Now any sane normal person might know that running 3 back to back days of 8 miles was over doing after an injury.  Although I'm convinced it wasn't the bump up in mileage, but the altering of my form.  My physical therapist told me once that your body can only handle doing something wrong/incorrect for so long and then it just gives.  For the next few days I could barely run (make no mistake I was out there trying) and I was frustrated.  On the plus side the initial injury was feeling much better, but now I had other pains that were rearing their ugly head.  Most runners know that it doesn't take much to make you feel like you will NEVER RUN AGAIN!  Or so it feels in the midst of injuries.

And that is when I posted last Monday.  I had been out for a quick 1 mile run that morning.  I knew I could not run with altered form so I went back to what I knew was right.  I told myself to take it easy, but I pumped out an 8:30 mile.  Now that's not fast by any means (at least not for me), but it's not slow either.  The problem is that the run felt so wrong and different.  Ok, sure I can go through the motions, but what good is that when everything else is off.  I then went out later that day, ran 5 miles at an 8 minute pace.  Again feeling all wrong and that just added to my confusion.  You'd think I'd be happy with what I ran, but I knew that nothing felt right.  *insert the beating head against the wall moments, several of them!*

After hammering things through with Kristen several times (I should give her my biggest trophy just for putting up with me) I came to a few conclusions.  First, let's clear up that sure maybe...MAYBE I shouldn't be running.  In fact my dr. & my chiro told me no running.  Which I didn't for about 10 days, I walked.  Which is not the same thing as running.  Sure I was still logging 3-5 miles a day, which is still exercise & strain on my injury.  I was keeping it up to maintain my streak, but it's also just not an option to sit around & do nothing.  So it's not the end of the world if I break my streak & not run at all for a few weeks.  I DO realize that.  Call it what you want, but I'm just not ok with that.

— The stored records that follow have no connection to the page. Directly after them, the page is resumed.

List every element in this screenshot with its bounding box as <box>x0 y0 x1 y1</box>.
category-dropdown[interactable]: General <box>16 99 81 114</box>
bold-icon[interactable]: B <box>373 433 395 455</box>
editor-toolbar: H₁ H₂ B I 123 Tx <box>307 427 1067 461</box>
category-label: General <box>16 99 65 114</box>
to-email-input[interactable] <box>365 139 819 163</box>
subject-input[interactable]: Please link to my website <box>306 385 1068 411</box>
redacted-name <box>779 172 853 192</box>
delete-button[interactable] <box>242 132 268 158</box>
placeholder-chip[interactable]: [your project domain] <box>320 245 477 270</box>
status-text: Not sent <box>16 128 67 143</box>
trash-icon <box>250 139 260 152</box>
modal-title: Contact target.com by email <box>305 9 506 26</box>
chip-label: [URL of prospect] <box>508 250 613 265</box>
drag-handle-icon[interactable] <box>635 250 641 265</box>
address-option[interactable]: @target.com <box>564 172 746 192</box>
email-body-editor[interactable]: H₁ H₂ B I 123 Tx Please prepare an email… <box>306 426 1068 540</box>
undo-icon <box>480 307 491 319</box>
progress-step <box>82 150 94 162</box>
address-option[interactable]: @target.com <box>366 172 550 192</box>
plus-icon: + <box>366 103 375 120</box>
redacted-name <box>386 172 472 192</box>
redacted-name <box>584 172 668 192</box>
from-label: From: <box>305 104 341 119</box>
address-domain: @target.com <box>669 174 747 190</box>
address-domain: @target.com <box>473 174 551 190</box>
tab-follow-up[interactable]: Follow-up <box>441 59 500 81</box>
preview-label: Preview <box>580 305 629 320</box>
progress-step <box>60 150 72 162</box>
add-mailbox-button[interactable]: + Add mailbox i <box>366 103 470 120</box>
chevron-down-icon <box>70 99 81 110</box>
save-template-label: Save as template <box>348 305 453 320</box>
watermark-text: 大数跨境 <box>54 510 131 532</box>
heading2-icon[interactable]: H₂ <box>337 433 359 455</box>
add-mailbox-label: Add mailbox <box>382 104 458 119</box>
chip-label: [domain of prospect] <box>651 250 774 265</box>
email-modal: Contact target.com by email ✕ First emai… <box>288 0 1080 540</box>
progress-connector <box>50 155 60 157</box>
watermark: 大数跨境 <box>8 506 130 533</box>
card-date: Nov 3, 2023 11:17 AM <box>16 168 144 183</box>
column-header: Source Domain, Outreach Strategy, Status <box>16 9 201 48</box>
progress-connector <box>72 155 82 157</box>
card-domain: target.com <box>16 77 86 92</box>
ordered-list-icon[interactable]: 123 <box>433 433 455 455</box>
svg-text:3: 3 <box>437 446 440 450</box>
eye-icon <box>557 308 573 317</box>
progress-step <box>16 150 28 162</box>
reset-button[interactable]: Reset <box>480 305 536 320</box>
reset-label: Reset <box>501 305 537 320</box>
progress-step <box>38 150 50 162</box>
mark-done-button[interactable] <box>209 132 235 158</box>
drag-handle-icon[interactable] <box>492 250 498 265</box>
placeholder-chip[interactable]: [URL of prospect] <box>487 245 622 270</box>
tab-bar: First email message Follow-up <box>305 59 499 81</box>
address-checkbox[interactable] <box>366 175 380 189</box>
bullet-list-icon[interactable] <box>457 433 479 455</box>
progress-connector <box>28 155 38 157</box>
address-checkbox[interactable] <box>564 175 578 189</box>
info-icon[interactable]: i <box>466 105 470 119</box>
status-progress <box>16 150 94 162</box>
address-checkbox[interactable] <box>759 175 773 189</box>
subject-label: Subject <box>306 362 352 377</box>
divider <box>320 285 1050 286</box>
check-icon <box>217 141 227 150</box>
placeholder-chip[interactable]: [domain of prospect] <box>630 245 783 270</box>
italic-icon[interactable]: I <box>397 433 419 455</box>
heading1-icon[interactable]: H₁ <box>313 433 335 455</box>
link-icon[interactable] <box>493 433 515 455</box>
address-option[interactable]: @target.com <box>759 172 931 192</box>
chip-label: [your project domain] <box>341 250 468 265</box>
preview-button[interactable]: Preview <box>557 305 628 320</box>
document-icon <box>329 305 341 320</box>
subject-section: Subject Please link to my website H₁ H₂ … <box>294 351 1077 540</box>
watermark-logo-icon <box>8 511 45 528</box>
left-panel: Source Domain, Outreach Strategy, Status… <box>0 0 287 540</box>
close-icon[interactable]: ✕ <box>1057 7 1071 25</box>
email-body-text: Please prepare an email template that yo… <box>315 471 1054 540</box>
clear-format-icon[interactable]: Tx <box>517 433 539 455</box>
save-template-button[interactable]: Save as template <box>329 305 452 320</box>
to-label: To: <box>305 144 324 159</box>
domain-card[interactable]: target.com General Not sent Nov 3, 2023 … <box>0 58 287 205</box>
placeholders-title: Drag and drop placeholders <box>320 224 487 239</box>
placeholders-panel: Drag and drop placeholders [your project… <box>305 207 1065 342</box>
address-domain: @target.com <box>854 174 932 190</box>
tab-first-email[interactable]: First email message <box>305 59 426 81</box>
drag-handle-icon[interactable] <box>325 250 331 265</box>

I also realized that my while recovering my body wants to do all sorts of funky things.  I have to really keep on top of my form.  By forcing my body to keep in line it's putting some stressors on other muscles.  When I won't let my body do what it wants, when I'm forcing it to do what is right, it's hard work.  Harder than usual.  Normally my body falls into line on it's own, when it's healthy and strong.  I'm aware my body is not 100%.  So it's taking a lot of work, work I'm not used to.  Of course, nothing feels right, it's not right.  I refuse to see this in black & white.  I refuse to say that because I can't give 100% that I should give 0%.  That because I'm not or can't be strong & healthy I should become weak & out of shape.  That because I can't run strong, fast & with ease that I should not run at all.

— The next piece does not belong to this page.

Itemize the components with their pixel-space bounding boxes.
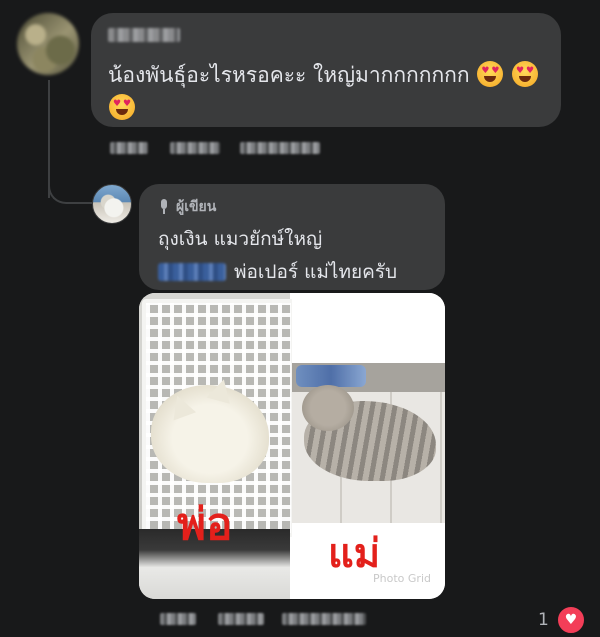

Yes, I need to continue to recover, take it easy & account for my injury that is still healing.  Things are going to feel a little off & different.  But I'm going to keep on going.  I may need a little extra help in keeping from the pit falls of being overly frustrated.  I need to give myself more time.  It's been 5 weeks, more than likely I need 6-8.  I'm leaning toward 8.  If I start to whine & complain, just slap me.

Phew, ok, thanks for hanging in there for this long post.  See, if I had just told y'all this all along I wouldn't build up and explode, neither would I have hashed it all out in one big, long post.  It's ok, you can say "well, duh, I could have told you that!"  Thanks for having my back & being there for me :)

I'll leave you with some pictures from Father's Day.  It was also a special weekend because my mom turned 60 on Saturday & my dad turned 60 TODAY!  We had it all crammed into one weekend!!

Happy 60th Birthday Mommy & Daddy!  I am honored & blessed to have them in my life!

The usual crazy affairs of our family on Father's Day

1 comment:

  1. Take it easy, rest, and give your body time to heal. If that means a break from blogging too then so be it. We will be here when you get back!